Perché stiamo sostituendo quei vecchi riscaldatori per bagni con quelli a infrarossi
Conoscete quei vecchi riscaldatori per bagni? Quelli con quelle lampadine enormi e luminose che impiegano un sacco di tempo per riscaldare la stanza? In realtà, essi servono soltanto a riscaldare il soffitto. È un processo lento, inutile dal punto di vista energetico, e, onestamente, ormai è obsoleto.
Ecco perché preferiamo utilizzare dei portasciugamani a infrarossi, altamente resistenti all’acqua. Si tratta di un approccio completamente diverso per generare calore: invece di riscaldare tutto l’aria presente nella stanza, le onde a infrarossi agiscono direttamente sullo scopo prefissato, ovvero sullo sciacquone e sulla pelle.
Parliamo ora dell’aspetto legato all’acqua nei bagni.
Vapore e spruzzi sono i nemici naturali degli apparecchi elettronici. La maggior parte dei riscaldatori tradizionali finisce per non funzionare correttamente, poiché l’umidità entra nel dispositivo e provoca cortocircuiti. Per evitare questo problema, utilizziamo dispositivi dotati di un alto grado di protezione IP. In pratica, i componenti elettrici sono ben sigillati: nessuna acqua può raggiungere i contatti elettrici, non ci sono scintille, e, cosa fondamentale, non si verifica alcun guasto proprio mentre si fa la doccia.
Perché è davvero meglio
I riscaldatori tradizionali si basano sulla convezione: riscaldano l’aria, che poi sale verso l’alto. In questo modo bisogna aspettare a lungo prima che la stanza diventi calda. I riscaldatori a infrarossi, invece, funzionano tramite radiazioni: l’energia viaggia in linea retta e si trasforma in calore solo quando colpisce qualcosa di solido, come uno sciacquone in cotone spesso. È molto più veloce. Non c’è bisogno di aspettare dieci minuti per far diventare la stanza calda.

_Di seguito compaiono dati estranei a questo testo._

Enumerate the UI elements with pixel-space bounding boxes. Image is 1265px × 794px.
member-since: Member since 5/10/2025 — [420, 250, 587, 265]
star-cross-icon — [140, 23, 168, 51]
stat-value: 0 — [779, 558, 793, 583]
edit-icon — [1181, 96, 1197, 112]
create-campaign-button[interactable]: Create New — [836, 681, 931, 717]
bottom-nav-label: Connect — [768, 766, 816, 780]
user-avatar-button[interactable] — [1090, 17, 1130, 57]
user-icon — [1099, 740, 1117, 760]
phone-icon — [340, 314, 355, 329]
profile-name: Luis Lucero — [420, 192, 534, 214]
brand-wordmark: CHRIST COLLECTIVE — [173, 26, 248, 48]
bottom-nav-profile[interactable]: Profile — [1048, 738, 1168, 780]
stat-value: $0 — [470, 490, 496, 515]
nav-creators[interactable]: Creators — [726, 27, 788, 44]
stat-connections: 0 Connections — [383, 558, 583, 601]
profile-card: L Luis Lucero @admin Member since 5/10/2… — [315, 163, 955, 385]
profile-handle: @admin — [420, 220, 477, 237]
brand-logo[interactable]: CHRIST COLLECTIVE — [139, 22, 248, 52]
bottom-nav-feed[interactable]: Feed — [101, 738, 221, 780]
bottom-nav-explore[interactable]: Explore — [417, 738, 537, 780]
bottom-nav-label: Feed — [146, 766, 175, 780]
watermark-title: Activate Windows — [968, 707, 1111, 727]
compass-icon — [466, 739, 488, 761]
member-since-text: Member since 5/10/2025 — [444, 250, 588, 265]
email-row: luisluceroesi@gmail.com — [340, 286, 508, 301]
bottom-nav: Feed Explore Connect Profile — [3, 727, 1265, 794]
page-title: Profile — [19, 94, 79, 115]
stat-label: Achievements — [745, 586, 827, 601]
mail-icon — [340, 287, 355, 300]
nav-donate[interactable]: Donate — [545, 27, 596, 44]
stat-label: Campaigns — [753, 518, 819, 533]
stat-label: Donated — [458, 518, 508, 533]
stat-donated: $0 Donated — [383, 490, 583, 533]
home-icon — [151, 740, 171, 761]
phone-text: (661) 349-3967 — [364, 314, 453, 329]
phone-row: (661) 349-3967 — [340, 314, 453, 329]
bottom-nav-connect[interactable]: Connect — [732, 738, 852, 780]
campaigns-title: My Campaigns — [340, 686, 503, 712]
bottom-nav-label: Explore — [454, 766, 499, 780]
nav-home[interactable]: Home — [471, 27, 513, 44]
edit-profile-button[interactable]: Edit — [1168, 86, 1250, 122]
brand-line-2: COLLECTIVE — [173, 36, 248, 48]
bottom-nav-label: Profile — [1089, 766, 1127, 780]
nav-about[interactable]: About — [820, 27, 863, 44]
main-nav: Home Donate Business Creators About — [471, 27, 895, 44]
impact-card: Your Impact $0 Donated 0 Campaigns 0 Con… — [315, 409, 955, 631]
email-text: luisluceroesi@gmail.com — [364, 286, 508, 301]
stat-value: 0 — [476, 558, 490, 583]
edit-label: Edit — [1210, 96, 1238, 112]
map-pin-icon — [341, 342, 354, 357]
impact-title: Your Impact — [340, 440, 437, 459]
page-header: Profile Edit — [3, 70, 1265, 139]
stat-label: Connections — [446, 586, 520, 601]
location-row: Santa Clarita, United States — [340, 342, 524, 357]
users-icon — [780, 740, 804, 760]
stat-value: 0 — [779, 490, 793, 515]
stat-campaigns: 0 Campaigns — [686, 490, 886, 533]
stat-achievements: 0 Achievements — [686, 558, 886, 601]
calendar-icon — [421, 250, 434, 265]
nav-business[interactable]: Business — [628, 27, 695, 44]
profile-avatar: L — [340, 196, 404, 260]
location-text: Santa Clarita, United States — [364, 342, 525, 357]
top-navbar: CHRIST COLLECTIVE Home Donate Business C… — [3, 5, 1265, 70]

Aspetti pratici e alcuni avvertimenti
La buona notizia è che questi dispositivi possono essere installati facilmente al posto dei vecchi riscaldatori. Utilizziamo anche involucri rinforzati, visto che nei bagni la temperatura può cambiare rapidamente da fredda a calda; questo fenomeno può causare danni al plastico economico utilizzato per i dispositivi.
Tuttavia, i riscaldatori a infrarossi hanno una direzionalità specifica: se li posizioniamo in un angolo remoto, non otterremo alcun effetto termico. Bisogna quindi posizionarli esattamente dove ci si trova mentre si utilizza il bagno.
Un altro avvertimento riguarda l’elettricità: questi dispositivi richiedono molta energia non appena si preme l’interruttore. Assicuratevi che il circuito elettrico del bagno sia in grado di gestire tale carico, per evitare surriscaldamenti.